Faktor lain yang berperan dalam
pengendalian respon imun adalah limfosit T. Pengendalian atau penekanan respons
imun diawali dengan aktivasi sel T suppresor-inducer yang akan memicu
aktivias sel T penekan. Percobaan secara invitro menunjukkan bahwa aktivasi sel
T suppressor-inducer terjadi karena adanya kontak dengan antigen yang disajikan
oleh sel T-supressor (Ts) melalui determinan I-J yang diekspresikan bersama MHC
kelas II. Molekul I-J dianggap menggambarkan idiotip pada sel Ts yang dipilih
oleh MHC kelas II saat terjadinya perkembangan sel.

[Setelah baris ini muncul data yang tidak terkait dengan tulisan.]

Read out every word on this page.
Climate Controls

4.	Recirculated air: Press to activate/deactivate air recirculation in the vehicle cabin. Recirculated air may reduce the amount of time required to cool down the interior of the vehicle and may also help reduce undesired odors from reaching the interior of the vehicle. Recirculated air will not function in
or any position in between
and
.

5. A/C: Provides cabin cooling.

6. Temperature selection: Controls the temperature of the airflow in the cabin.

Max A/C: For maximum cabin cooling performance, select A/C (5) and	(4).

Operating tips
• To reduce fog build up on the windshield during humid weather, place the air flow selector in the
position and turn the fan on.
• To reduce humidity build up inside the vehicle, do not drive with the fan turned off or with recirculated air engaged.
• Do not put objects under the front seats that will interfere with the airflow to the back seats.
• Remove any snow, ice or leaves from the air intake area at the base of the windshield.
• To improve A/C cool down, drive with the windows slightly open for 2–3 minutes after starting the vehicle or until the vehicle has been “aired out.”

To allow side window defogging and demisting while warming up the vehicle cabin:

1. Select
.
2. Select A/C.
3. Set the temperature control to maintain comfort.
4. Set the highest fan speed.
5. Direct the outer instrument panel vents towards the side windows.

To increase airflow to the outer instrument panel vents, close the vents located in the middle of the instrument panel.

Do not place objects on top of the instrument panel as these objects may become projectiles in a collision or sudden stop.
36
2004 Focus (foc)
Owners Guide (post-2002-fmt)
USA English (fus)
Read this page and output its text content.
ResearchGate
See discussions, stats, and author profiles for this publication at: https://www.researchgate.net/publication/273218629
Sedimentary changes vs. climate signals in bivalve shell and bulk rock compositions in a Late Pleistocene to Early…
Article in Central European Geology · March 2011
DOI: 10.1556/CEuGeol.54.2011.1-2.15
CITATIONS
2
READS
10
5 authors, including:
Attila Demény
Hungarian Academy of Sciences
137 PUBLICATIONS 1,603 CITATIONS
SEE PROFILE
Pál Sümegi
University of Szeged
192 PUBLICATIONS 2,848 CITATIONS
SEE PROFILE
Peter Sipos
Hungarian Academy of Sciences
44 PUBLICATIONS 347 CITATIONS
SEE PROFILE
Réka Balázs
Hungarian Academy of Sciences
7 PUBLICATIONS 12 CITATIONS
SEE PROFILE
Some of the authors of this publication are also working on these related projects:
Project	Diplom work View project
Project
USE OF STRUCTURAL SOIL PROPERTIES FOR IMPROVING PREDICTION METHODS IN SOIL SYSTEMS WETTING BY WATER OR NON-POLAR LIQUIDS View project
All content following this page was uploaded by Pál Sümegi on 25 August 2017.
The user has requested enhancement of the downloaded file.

Hipotesis ini adalah melalui
pengenalan idiotip pada reseptor Th oleh antiidiotip pada sel Ts atau interaksi
antara antiidiotip dengan antibodi terhadap terhadap antiidiotip
(anti-antiidiotip) karenan antiidiotip dalam keadaan tertentu dapat meniru
(mimic) antigen. Sebagai contoh, hormon yang terikat pada reseptor akan mengikat antihormon,
kemudian antibodi terhadap antihormon (anti-antihormon) mengikat antihormon.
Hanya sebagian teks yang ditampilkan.